Generally, mitigation banks do not create their own market; demand arises whenever roads, subdivisions, pipelines, industrial facilities, or other projects impact regulated wetlands and must compensate for those impacts elsewhere. Because that demand is tied both to economic growth and environmental regulation, the industry experiences significant volatility, with bankers describing years of strong sales followed by years of little activity.
“You are a source of wetland credits for developers who are incurring wetland debits,” Wulsin explained.
The remarkable thing is how many parts of modern life depend on this marketplace; when communities welcome new housing or school buildings, in many cases, wetland development must be taken into account. It’s a relatively small slice of the broader economic development story, a simple if uneasy attempt to strike a balance in given watershed.
“We typically sell credits to housing developers, and they do everything they can to avoid impacting wetlands,” Wulsin said, “but maybe they need 2/10 of a credit or 5/10 of a credit.”
A new customer is throwing that delicate balance out of whack.

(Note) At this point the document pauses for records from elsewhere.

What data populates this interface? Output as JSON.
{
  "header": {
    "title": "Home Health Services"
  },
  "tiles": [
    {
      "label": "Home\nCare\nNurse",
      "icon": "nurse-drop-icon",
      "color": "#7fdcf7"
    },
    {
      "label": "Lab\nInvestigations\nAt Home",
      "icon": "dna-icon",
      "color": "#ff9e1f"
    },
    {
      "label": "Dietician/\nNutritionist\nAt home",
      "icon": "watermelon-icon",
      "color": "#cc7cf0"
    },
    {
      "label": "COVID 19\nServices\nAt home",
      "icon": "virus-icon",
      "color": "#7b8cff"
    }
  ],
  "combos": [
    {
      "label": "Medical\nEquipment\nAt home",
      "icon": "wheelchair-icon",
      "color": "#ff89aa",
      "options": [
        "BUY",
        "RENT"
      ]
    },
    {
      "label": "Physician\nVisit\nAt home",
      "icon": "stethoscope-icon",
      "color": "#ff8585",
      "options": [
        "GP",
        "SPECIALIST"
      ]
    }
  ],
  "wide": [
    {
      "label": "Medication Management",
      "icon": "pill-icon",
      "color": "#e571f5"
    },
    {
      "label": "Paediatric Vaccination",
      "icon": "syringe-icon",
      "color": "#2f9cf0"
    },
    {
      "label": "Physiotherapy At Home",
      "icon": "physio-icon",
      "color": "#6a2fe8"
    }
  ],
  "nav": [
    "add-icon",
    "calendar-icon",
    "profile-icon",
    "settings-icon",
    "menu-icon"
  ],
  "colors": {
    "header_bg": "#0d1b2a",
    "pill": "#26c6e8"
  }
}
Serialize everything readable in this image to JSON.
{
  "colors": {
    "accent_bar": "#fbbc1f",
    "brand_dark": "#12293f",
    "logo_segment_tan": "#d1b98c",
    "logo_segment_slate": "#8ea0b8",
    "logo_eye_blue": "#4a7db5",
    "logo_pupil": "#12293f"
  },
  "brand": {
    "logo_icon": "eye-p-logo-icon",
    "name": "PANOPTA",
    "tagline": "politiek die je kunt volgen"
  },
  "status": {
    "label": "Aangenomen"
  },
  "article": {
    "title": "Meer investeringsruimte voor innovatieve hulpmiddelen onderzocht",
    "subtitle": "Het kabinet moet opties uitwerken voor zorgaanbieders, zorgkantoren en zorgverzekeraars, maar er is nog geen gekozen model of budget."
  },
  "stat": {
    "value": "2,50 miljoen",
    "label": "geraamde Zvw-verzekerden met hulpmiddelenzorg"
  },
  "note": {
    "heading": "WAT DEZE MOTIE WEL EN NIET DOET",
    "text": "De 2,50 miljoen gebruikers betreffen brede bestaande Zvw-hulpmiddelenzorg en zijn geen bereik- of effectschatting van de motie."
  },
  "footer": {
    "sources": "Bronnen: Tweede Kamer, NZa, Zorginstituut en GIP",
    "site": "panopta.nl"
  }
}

“These data centers,” Wulsin said, “they need scores, dozens of credits. They put this huge demand on the credit system. They're sucking up all the supply of credits.”
Project Dazzler
Sixty years after a tenant farmer warned of swamp conditions on nearby land, Google arrived. Ohio regulators approved a permit this spring to allow Google to impact wetlands in the Little Scioto-Tygarts watershed as part of its proposed Project Dazzler data center campus in Scioto County. The project would convert roughly 800 acres into a major digital-industrial site, requiring new electrical infrastructure, environmental permits, and, yes, wetland mitigation credits.

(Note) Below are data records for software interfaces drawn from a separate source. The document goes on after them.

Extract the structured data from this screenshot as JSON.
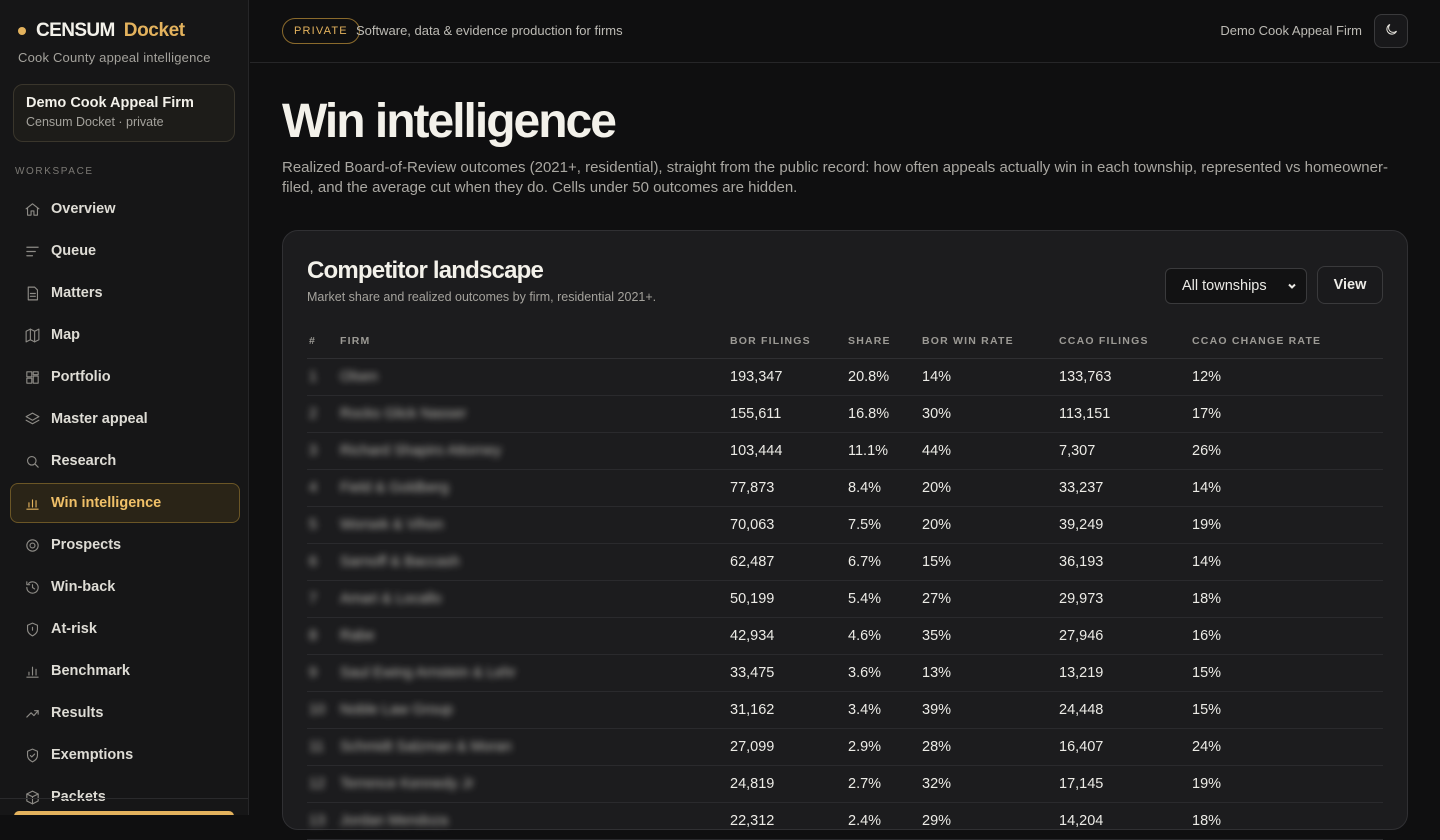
{
  "sidebar": {
    "brand_main": "CENSUM",
    "brand_accent": "Docket",
    "brand_sub": "Cook County appeal intelligence",
    "firm_card": {
      "title": "Demo Cook Appeal Firm",
      "subtitle": "Censum Docket · private"
    },
    "section_label": "WORKSPACE",
    "items": [
      {
        "label": "Overview",
        "icon": "home-icon"
      },
      {
        "label": "Queue",
        "icon": "list-icon"
      },
      {
        "label": "Matters",
        "icon": "document-icon"
      },
      {
        "label": "Map",
        "icon": "map-icon"
      },
      {
        "label": "Portfolio",
        "icon": "grid-icon"
      },
      {
        "label": "Master appeal",
        "icon": "layers-icon"
      },
      {
        "label": "Research",
        "icon": "search-icon"
      },
      {
        "label": "Win intelligence",
        "icon": "bar-chart-icon",
        "active": true
      },
      {
        "label": "Prospects",
        "icon": "target-icon"
      },
      {
        "label": "Win-back",
        "icon": "history-icon"
      },
      {
        "label": "At-risk",
        "icon": "shield-icon"
      },
      {
        "label": "Benchmark",
        "icon": "bar-chart-icon"
      },
      {
        "label": "Results",
        "icon": "trend-up-icon"
      },
      {
        "label": "Exemptions",
        "icon": "shield-check-icon"
      },
      {
        "label": "Packets",
        "icon": "package-icon"
      }
    ],
    "accent_color": "#e3b25d"
  },
  "topbar": {
    "badge": "PRIVATE",
    "tagline": "Software, data & evidence production for firms",
    "firm_name": "Demo Cook Appeal Firm",
    "theme_icon": "moon-icon"
  },
  "page": {
    "title": "Win intelligence",
    "description": "Realized Board-of-Review outcomes (2021+, residential), straight from the public record: how often appeals actually win in each township, represented vs homeowner-filed, and the average cut when they do. Cells under 50 outcomes are hidden."
  },
  "competitor": {
    "title": "Competitor landscape",
    "subtitle": "Market share and realized outcomes by firm, residential 2021+.",
    "select_value": "All townships",
    "view_label": "View",
    "columns": [
      "#",
      "FIRM",
      "BOR FILINGS",
      "SHARE",
      "BOR WIN RATE",
      "CCAO FILINGS",
      "CCAO CHANGE RATE"
    ],
    "rows": [
      {
        "rank": "1",
        "firm": "Olsen",
        "bor": "193,347",
        "share": "20.8%",
        "win": "14%",
        "ccao": "133,763",
        "chg": "12%"
      },
      {
        "rank": "2",
        "firm": "Rocks Glick Nasser",
        "bor": "155,611",
        "share": "16.8%",
        "win": "30%",
        "ccao": "113,151",
        "chg": "17%"
      },
      {
        "rank": "3",
        "firm": "Richard Shapiro Attorney",
        "bor": "103,444",
        "share": "11.1%",
        "win": "44%",
        "ccao": "7,307",
        "chg": "26%"
      },
      {
        "rank": "4",
        "firm": "Field & Goldberg",
        "bor": "77,873",
        "share": "8.4%",
        "win": "20%",
        "ccao": "33,237",
        "chg": "14%"
      },
      {
        "rank": "5",
        "firm": "Worsek & Vihon",
        "bor": "70,063",
        "share": "7.5%",
        "win": "20%",
        "ccao": "39,249",
        "chg": "19%"
      },
      {
        "rank": "6",
        "firm": "Sarnoff & Baccash",
        "bor": "62,487",
        "share": "6.7%",
        "win": "15%",
        "ccao": "36,193",
        "chg": "14%"
      },
      {
        "rank": "7",
        "firm": "Amari & Locallo",
        "bor": "50,199",
        "share": "5.4%",
        "win": "27%",
        "ccao": "29,973",
        "chg": "18%"
      },
      {
        "rank": "8",
        "firm": "Rabe",
        "bor": "42,934",
        "share": "4.6%",
        "win": "35%",
        "ccao": "27,946",
        "chg": "16%"
      },
      {
        "rank": "9",
        "firm": "Saul Ewing Arnstein & Lehr",
        "bor": "33,475",
        "share": "3.6%",
        "win": "13%",
        "ccao": "13,219",
        "chg": "15%"
      },
      {
        "rank": "10",
        "firm": "Noble Law Group",
        "bor": "31,162",
        "share": "3.4%",
        "win": "39%",
        "ccao": "24,448",
        "chg": "15%"
      },
      {
        "rank": "11",
        "firm": "Schmidt Salzman & Moran",
        "bor": "27,099",
        "share": "2.9%",
        "win": "28%",
        "ccao": "16,407",
        "chg": "24%"
      },
      {
        "rank": "12",
        "firm": "Terrence Kennedy Jr",
        "bor": "24,819",
        "share": "2.7%",
        "win": "32%",
        "ccao": "17,145",
        "chg": "19%"
      },
      {
        "rank": "13",
        "firm": "Jordan Mendoza",
        "bor": "22,312",
        "share": "2.4%",
        "win": "29%",
        "ccao": "14,204",
        "chg": "18%"
      }
    ]
  }
}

While publicly framed as an economic-development project, Dazzler is also part of a much larger national buildout as technology companies race to secure the land, power, water, and regulatory approvals needed to support the explosive growth of AI. The buildout arrives in headlines, in permit approvals, in local council discussions, often obfusucated from the local public by early non-disclosure agreements and the invocation of vague LLCs.
In Dazzler’s case, under the guise of Tilted Gate LLC, rather than Google itself, the permit contained a striking sentence: “A lowering of water quality in the Little Scioto-Tygarts watershed is necessary.”
The permit acknowledges in plain language that something will be lost. It simultaneously argues that the loss is acceptable. What follows is compensation.
On June 11, the day after the permit was issued, the data center project paid Red Stone Farm Wetland Mitigation Bank $1.94 million for 25.3 wetland mitigation credits.
The project also paid the Stream + Wetlands Foundation $1.967 million for 17.1 acres of forested wetland credits and 11 acres of non-forested wetland credits; those Stream + Wetlands Foundation credits are what’s know as “in-lieu fees,” meaning those credits are promises of future wetland restoration. The in-lieu fee program is an oddity in this already unusual marketplace, a French-derived I.O.U. that acts as a pressure-release valve when demand for wetland credits outstrips supply.
In total, Project Dazzler’s developers spent roughly $4 million on wetland credits associated with Project Dazzler. For a broader company worth roughly $4.2 trillion, the sum barely registers. For a former swamp in Pike County, it represents one of the more remarkable economic transformations imaginable.
The balance is part of the broader American story unfolding in the 2020s. Artificial intelligence is often discussed in terms of software, algorithms, and trillion-dollar market valuations. Yet each new wave of computation must ultimately land somewhere as concrete, steel, transmission infrastructure, cooling equipment, and permits. The AI boom is creating many things and one of those things is demand for land. It is also creating demand for water. It is creating demand for wetlands.